Ethylsodium
- Names: Other names sodium ethanide

Identifiers
- 3D model (JSmol): Interactive image;
- Abbreviations: EtNa
- ChemSpider: 74075875;
- PubChem CID: 13351308;

Properties
- Chemical formula: C_{2}H_{5}Na
- Molar mass: 52.052 g·mol^{−1}

Related compounds
- Other cations: ethyllithium
- Related compounds: Vinyl sodium; Sodium ethoxide; Methyl sodium

= Ethylsodium =

Ethyl sodium (or ethylsodium) is an organometallic compound containing sodium ions [Na]^{+} and ethyl anions (ethanide) [CH_{3}CH_{2}]^{−}. It is seldom isolated as a solid product, but can be used as an intermediate in reactions. Ethylsodium is reactive with oxygen, water and most solvents. Only alkanes are inert to ethylsodium, however it does not dissolve in these.
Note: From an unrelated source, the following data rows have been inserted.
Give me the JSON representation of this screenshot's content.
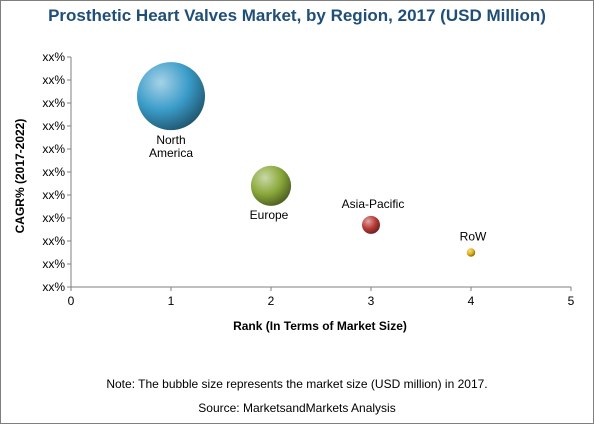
{
  "chart_data": {
    "type": "bubble",
    "title": "Prosthetic Heart Valves Market, by Region, 2017 (USD Million)",
    "xlabel": "Rank (In Terms of Market Size)",
    "ylabel": "CAGR% (2017-2022)",
    "xlim": [
      0,
      5
    ],
    "xticks": [
      "0",
      "1",
      "2",
      "3",
      "4",
      "5"
    ],
    "yticks": [
      "xx%",
      "xx%",
      "xx%",
      "xx%",
      "xx%",
      "xx%",
      "xx%",
      "xx%",
      "xx%",
      "xx%",
      "xx%"
    ],
    "ylim": [
      0,
      10
    ],
    "grid": false,
    "points": [
      {
        "label": "North America",
        "x": 1,
        "y": 8.3,
        "size": 100,
        "color": "#3a9cc9"
      },
      {
        "label": "Europe",
        "x": 2,
        "y": 4.4,
        "size": 35,
        "color": "#8aa83a"
      },
      {
        "label": "Asia-Pacific",
        "x": 3,
        "y": 2.7,
        "size": 7,
        "color": "#b83a36"
      },
      {
        "label": "RoW",
        "x": 4,
        "y": 1.5,
        "size": 1.5,
        "color": "#e3b012"
      }
    ]
  },
  "footer": {
    "note": "Note: The bubble size represents the market size (USD million) in 2017.",
    "source": "Source: MarketsandMarkets Analysis"
  }
}
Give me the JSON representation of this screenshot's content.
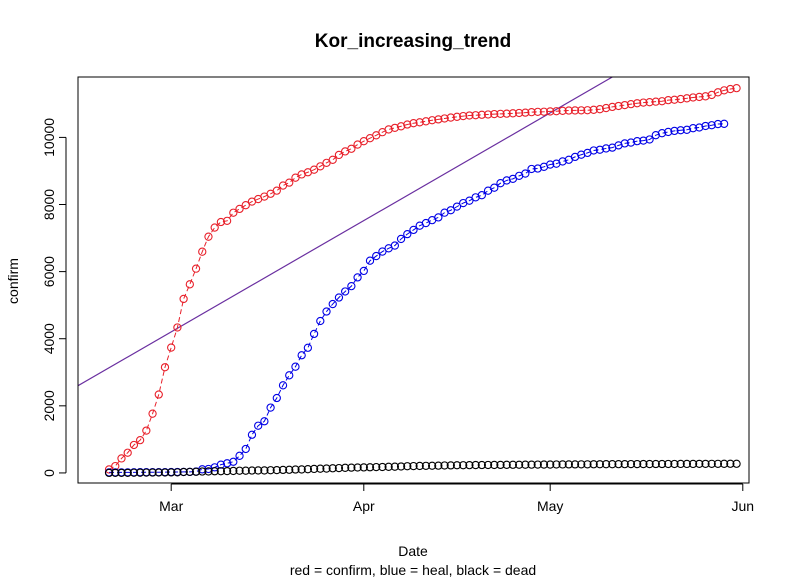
{
  "chart_data": {
    "type": "scatter",
    "title": "Kor_increasing_trend",
    "xlabel": "Date",
    "sublabel": "red = confirm, blue = heal, black = dead",
    "ylabel": "confirm",
    "x_start": "2020-02-20",
    "x_tick_labels": [
      "Mar",
      "Apr",
      "May",
      "Jun"
    ],
    "x_tick_dates": [
      "2020-03-01",
      "2020-04-01",
      "2020-05-01",
      "2020-06-01"
    ],
    "xlim": [
      "2020-02-15",
      "2020-06-02"
    ],
    "ylim": [
      -300,
      11800
    ],
    "y_ticks": [
      0,
      2000,
      4000,
      6000,
      8000,
      10000
    ],
    "grid": false,
    "legend": "none",
    "trend_line": {
      "x": [
        "2020-02-15",
        "2020-05-11"
      ],
      "y": [
        2600,
        11800
      ],
      "color": "#6a2fa0"
    },
    "series": [
      {
        "color": "#e8202a",
        "connected": true,
        "values": [
          104,
          204,
          433,
          602,
          833,
          977,
          1261,
          1766,
          2337,
          3150,
          3736,
          4335,
          5186,
          5621,
          6088,
          6593,
          7041,
          7313,
          7478,
          7513,
          7755,
          7869,
          7979,
          8086,
          8162,
          8236,
          8320,
          8413,
          8565,
          8652,
          8799,
          8897,
          8961,
          9037,
          9137,
          9241,
          9332,
          9478,
          9583,
          9661,
          9786,
          9887,
          9976,
          10062,
          10156,
          10237,
          10284,
          10331,
          10384,
          10423,
          10450,
          10480,
          10512,
          10537,
          10564,
          10591,
          10613,
          10635,
          10653,
          10661,
          10674,
          10683,
          10694,
          10702,
          10708,
          10718,
          10728,
          10738,
          10752,
          10761,
          10765,
          10774,
          10780,
          10793,
          10801,
          10804,
          10806,
          10810,
          10822,
          10840,
          10874,
          10909,
          10936,
          10962,
          10991,
          11018,
          11037,
          11050,
          11065,
          11078,
          11110,
          11122,
          11142,
          11165,
          11190,
          11206,
          11225,
          11265,
          11344,
          11402,
          11441,
          11468
        ]
      },
      {
        "color": "#0000e6",
        "connected": true,
        "values": [
          16,
          16,
          16,
          17,
          18,
          22,
          22,
          22,
          22,
          24,
          27,
          28,
          30,
          31,
          41,
          108,
          118,
          166,
          247,
          288,
          333,
          510,
          714,
          1137,
          1407,
          1540,
          1947,
          2233,
          2612,
          2909,
          3166,
          3507,
          3730,
          4144,
          4528,
          4811,
          5033,
          5228,
          5408,
          5567,
          5828,
          6021,
          6325,
          6463,
          6598,
          6694,
          6776,
          6973,
          7117,
          7243,
          7368,
          7447,
          7534,
          7616,
          7757,
          7829,
          7937,
          8042,
          8114,
          8213,
          8277,
          8411,
          8501,
          8635,
          8717,
          8764,
          8854,
          8922,
          9059,
          9072,
          9123,
          9191,
          9217,
          9283,
          9333,
          9419,
          9484,
          9538,
          9610,
          9632,
          9671,
          9695,
          9762,
          9821,
          9846,
          9888,
          9904,
          9938,
          10066,
          10125,
          10162,
          10194,
          10213,
          10226,
          10275,
          10295,
          10340,
          10363,
          10398,
          10405
        ]
      },
      {
        "color": "#000000",
        "connected": false,
        "values": [
          1,
          2,
          2,
          2,
          6,
          8,
          10,
          12,
          13,
          13,
          16,
          17,
          28,
          32,
          35,
          42,
          44,
          50,
          51,
          54,
          60,
          66,
          67,
          72,
          75,
          75,
          81,
          84,
          91,
          94,
          102,
          104,
          111,
          120,
          126,
          131,
          139,
          144,
          152,
          158,
          162,
          165,
          169,
          174,
          177,
          183,
          186,
          192,
          200,
          204,
          208,
          211,
          214,
          217,
          222,
          225,
          229,
          230,
          232,
          234,
          236,
          237,
          238,
          240,
          242,
          243,
          244,
          246,
          247,
          248,
          250,
          250,
          252,
          254,
          255,
          255,
          256,
          256,
          258,
          259,
          260,
          260,
          262,
          262,
          263,
          263,
          264,
          264,
          266,
          266,
          267,
          267,
          269,
          269,
          269,
          270,
          270,
          271,
          271,
          272,
          273,
          273
        ]
      }
    ]
  }
}
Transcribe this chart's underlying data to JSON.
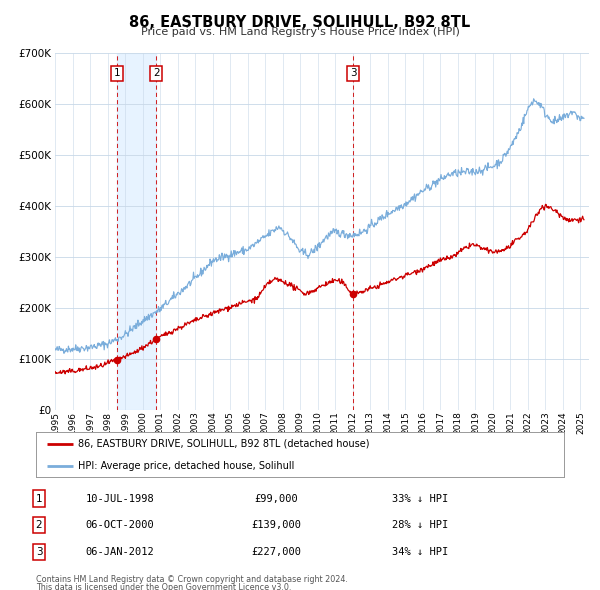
{
  "title": "86, EASTBURY DRIVE, SOLIHULL, B92 8TL",
  "subtitle": "Price paid vs. HM Land Registry's House Price Index (HPI)",
  "legend_label_red": "86, EASTBURY DRIVE, SOLIHULL, B92 8TL (detached house)",
  "legend_label_blue": "HPI: Average price, detached house, Solihull",
  "transactions": [
    {
      "num": 1,
      "date": "10-JUL-1998",
      "price": "£99,000",
      "pct": "33% ↓ HPI",
      "year": 1998.53,
      "val": 99000
    },
    {
      "num": 2,
      "date": "06-OCT-2000",
      "price": "£139,000",
      "pct": "28% ↓ HPI",
      "year": 2000.77,
      "val": 139000
    },
    {
      "num": 3,
      "date": "06-JAN-2012",
      "price": "£227,000",
      "pct": "34% ↓ HPI",
      "year": 2012.01,
      "val": 227000
    }
  ],
  "footnote1": "Contains HM Land Registry data © Crown copyright and database right 2024.",
  "footnote2": "This data is licensed under the Open Government Licence v3.0.",
  "red_color": "#cc0000",
  "blue_color": "#7aaddb",
  "vline_color": "#cc0000",
  "shade_color": "#ddeeff",
  "ylim": [
    0,
    700000
  ],
  "xlim_start": 1995.0,
  "xlim_end": 2025.5,
  "plot_bg_color": "#ffffff",
  "grid_color": "#c8d8e8"
}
The substance was named by James Alfred Wanklyn in the 1850s.

==Production==
Ethyl iodide reacts with metallic sodium to yield ethyl sodium. Sodium sand also reacts with ethyl chloride to yield ethyl sodium.

CH_{3}CH_{2}I + 2 Na → CH_{3}CH_{2}Na + NaI
CH_{3}CH_{2}Cl + 2 Na → CH_{3}CH_{2}Na + NaCl

Diethyl zinc reacts with sodium metal to yield a double salt: sodium triethylzincate Na[Zn(CH_{2}CH_{3})_{3}. When heated this gives off ethylene to yield sodium di-μ-hydridobis{diethylzincate(II)}.
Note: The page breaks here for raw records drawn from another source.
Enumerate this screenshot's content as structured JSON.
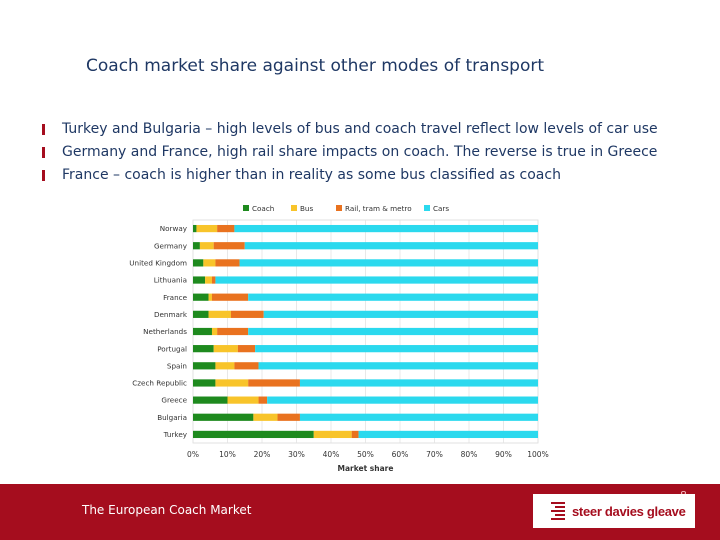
{
  "title": "Coach market share against other modes of transport",
  "bullets": [
    "Turkey and Bulgaria – high levels of bus and coach travel reflect low levels of car use",
    "Germany and France, high rail share impacts on coach.  The reverse is true in Greece",
    "France – coach is higher than in reality as some bus classified as coach"
  ],
  "footer": {
    "title": "The European Coach Market",
    "page_number": "8",
    "logo_text": "steer davies gleave"
  },
  "colors": {
    "text": "#1f3864",
    "accent": "#a50d1e",
    "coach": "#1e8a1e",
    "bus": "#f8c42a",
    "rail": "#e9721f",
    "cars": "#2bd9ee"
  },
  "chart_data": {
    "type": "bar",
    "orientation": "horizontal",
    "stacked": true,
    "title": "",
    "xlabel": "Market share",
    "ylabel": "",
    "xlim": [
      0,
      100
    ],
    "xticks": [
      "0%",
      "10%",
      "20%",
      "30%",
      "40%",
      "50%",
      "60%",
      "70%",
      "80%",
      "90%",
      "100%"
    ],
    "legend_position": "top",
    "grid": true,
    "categories": [
      "Norway",
      "Germany",
      "United Kingdom",
      "Lithuania",
      "France",
      "Denmark",
      "Netherlands",
      "Portugal",
      "Spain",
      "Czech Republic",
      "Greece",
      "Bulgaria",
      "Turkey"
    ],
    "series": [
      {
        "name": "Coach",
        "color": "#1e8a1e",
        "values": [
          1,
          2,
          3,
          3.5,
          4.5,
          4.5,
          5.5,
          6,
          6.5,
          6.5,
          10,
          17.5,
          35
        ]
      },
      {
        "name": "Bus",
        "color": "#f8c42a",
        "values": [
          6,
          4,
          3.5,
          2,
          1,
          6.5,
          1.5,
          7,
          5.5,
          9.5,
          9,
          7,
          11
        ]
      },
      {
        "name": "Rail, tram & metro",
        "color": "#e9721f",
        "values": [
          5,
          9,
          7,
          1,
          10.5,
          9.5,
          9,
          5,
          7,
          15,
          2.5,
          6.5,
          2
        ]
      },
      {
        "name": "Cars",
        "color": "#2bd9ee",
        "values": [
          88,
          85,
          86.5,
          93.5,
          84,
          79.5,
          84,
          82,
          81,
          69,
          78.5,
          69,
          52
        ]
      }
    ]
  }
}
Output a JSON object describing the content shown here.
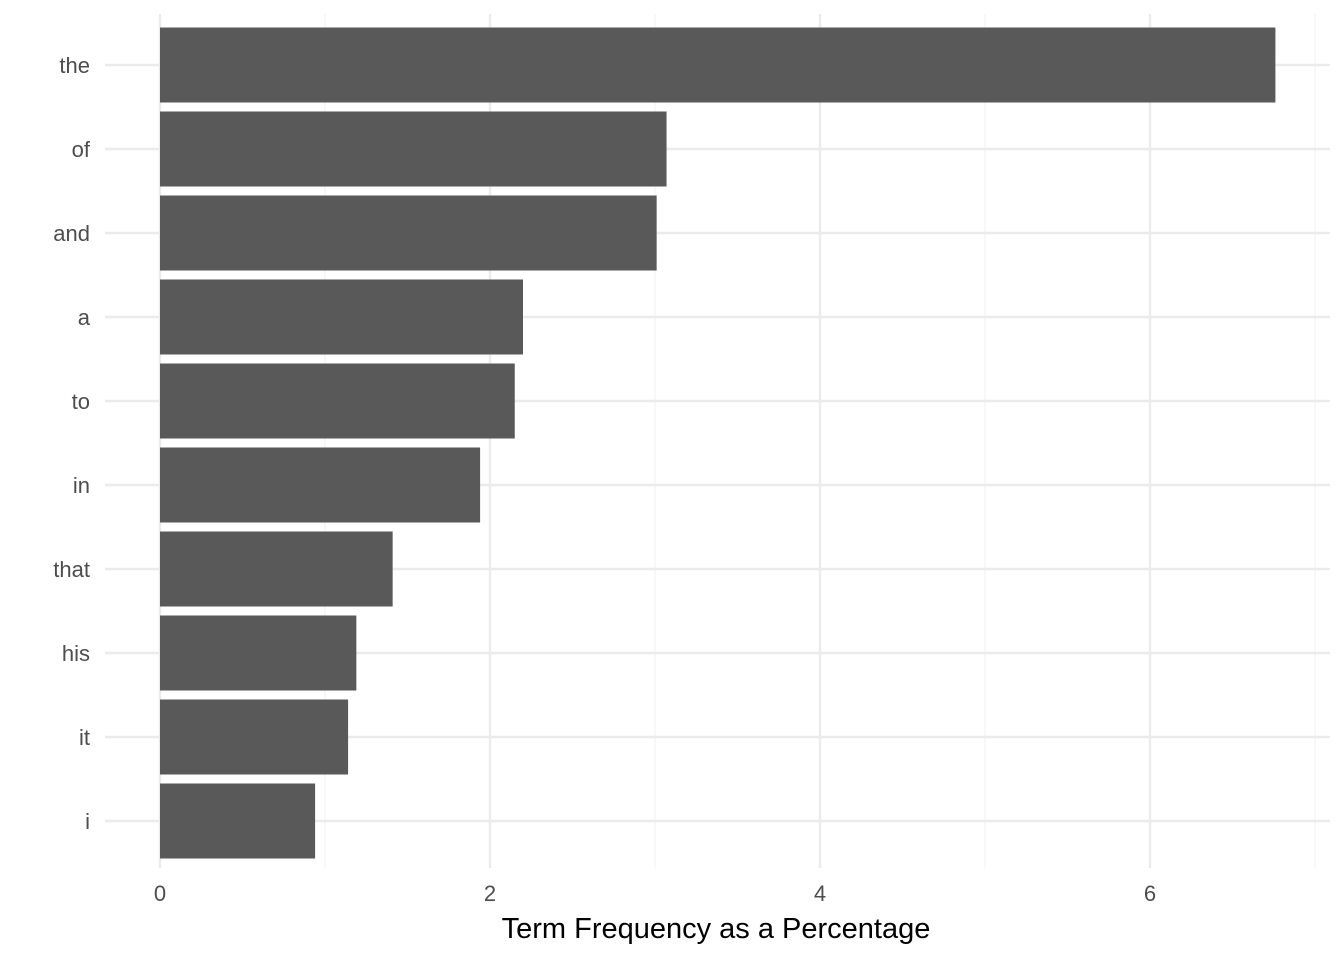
{
  "chart_data": {
    "type": "bar",
    "orientation": "horizontal",
    "categories": [
      "the",
      "of",
      "and",
      "a",
      "to",
      "in",
      "that",
      "his",
      "it",
      "i"
    ],
    "values": [
      6.76,
      3.07,
      3.01,
      2.2,
      2.15,
      1.94,
      1.41,
      1.19,
      1.14,
      0.94
    ],
    "title": "",
    "xlabel": "Term Frequency as a Percentage",
    "ylabel": "",
    "xlim": [
      0,
      7
    ],
    "xticks": [
      0,
      2,
      4,
      6
    ],
    "grid": true,
    "bar_color": "#595959",
    "grid_color": "#ebebeb"
  }
}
A similar double salt is sodium tetraethylaluminate.

Diethyl mercury reacts with sodium to yield ethyl sodium.

==Reactions==
Ethyl sodium reacts with diethyl ether to make sodium ethoxide, ethane and ethylene:

CH_{3}CH_{2}Na + (CH_{3}CH_{2})_{2}O → C_{2}H_{6} + C_{2}H_{4} + CH_{3}CH_{2}ONa

So ether cannot be used a solvent with ethyl sodium.

Ethyl sodium reacts with carbon monoxide to yield diethyl ketone and triethylcarbinol.
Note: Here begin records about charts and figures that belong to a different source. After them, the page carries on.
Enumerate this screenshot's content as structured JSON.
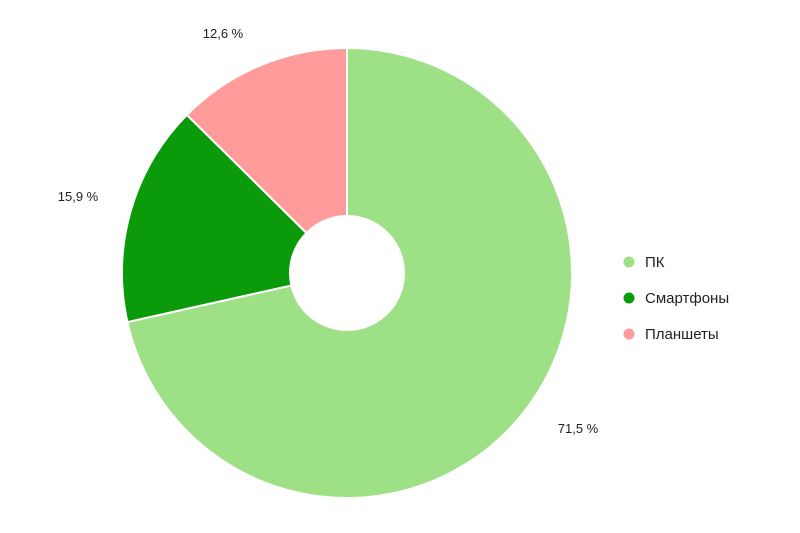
{
  "chart_data": {
    "type": "pie",
    "donut": true,
    "slices": [
      {
        "label": "ПК",
        "value": 71.5,
        "display": "71,5 %",
        "color": "#9de085"
      },
      {
        "label": "Смартфоны",
        "value": 15.9,
        "display": "15,9 %",
        "color": "#0a9a0a"
      },
      {
        "label": "Планшеты",
        "value": 12.6,
        "display": "12,6 %",
        "color": "#ff9b9b"
      }
    ],
    "legend_position": "right"
  }
}
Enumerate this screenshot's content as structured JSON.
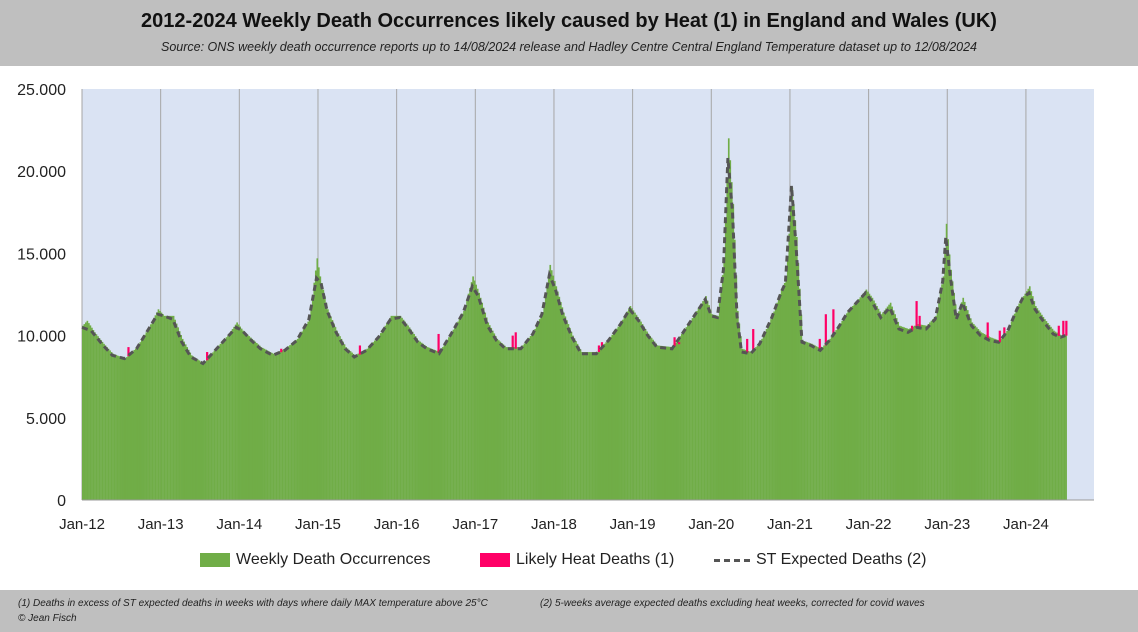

Ethyl sodium reacts with (−)2-bromooctane gives 25% racemic 3-methylnonane, also octane, octylene, and some 7.8-dimethyltetradecane. With (+)2-chlorooctane, similar products are produced.

Benzophenone reacts with ethyl sodium to yield diphenylethylcarbinol (C_{6}H_{5})_{2}(C_{2}H_{5})COH.

Ethylsodium reacts with aromatic ring compounds to replace a hydrogen atom with sodium. These compounds can be carbonated with carbon dioxide to replace the sodium with a carboxylate group, yielding a sodium carboxylate.

For example benzene forms phenyl sodium:

CH_{3}CH_{2}Na + C_{6}H_{6} → C_{6}H_{5}Na + C_{2}H_{6}

Further addition of sodium mainly occurs at meta- and para- positions.

Isopropylbenzene mainly forms meta- and para- compounds with ethylsodium.

Toluene reacts to form benzyl sodium. A second sodium will tend to add at the meta position Xylene is metallated on the methyl groups also. Ethylbenzene has a small amount of the alpha hydrogen replaced by sodium in a reaction with ethylsodium.

Cumene also adds sodium at the alpha position. This reaction position differs from that of bulkier organic sodium compounds:

C_{6}H_{5}CH(CH_{3})_{2} + NaEt → C_{6}H_{5}CNa(CH_{3})_{2}
C_{6}H_{5}CNa(CH_{3})_{2} + CO_{2} → C_{6}H_{5}C(CO_{2}Na)(CH_{3})_{2}(CO_{2}Na) (phenyldimethylacetic acid)

With p-cymene ethylsodium adds sodium to the methyl group.

Mesitylene yields 3,4-dimethylphenlsodium. With diphenylmethane, sodium substitutes on the methylene group.

Furan reacts with NaEt to yield 2-furyl sodium and similarly thiophene reacts to yield 2-thienyl sodium. If one side of the furan is blocked, sodium will add to the other side of the oxygen, so 2-methylfuran produces 5-methyl-2-furyl sodium. In the same way 2-methylthiophene yields 5-methyl-2-thienyl sodium and 2-tert-butylthiophene yields 5-tert-butyl-2-thienyl sodium. 3-Methylthiophene produces 4-methyl-2-thienyl sodium.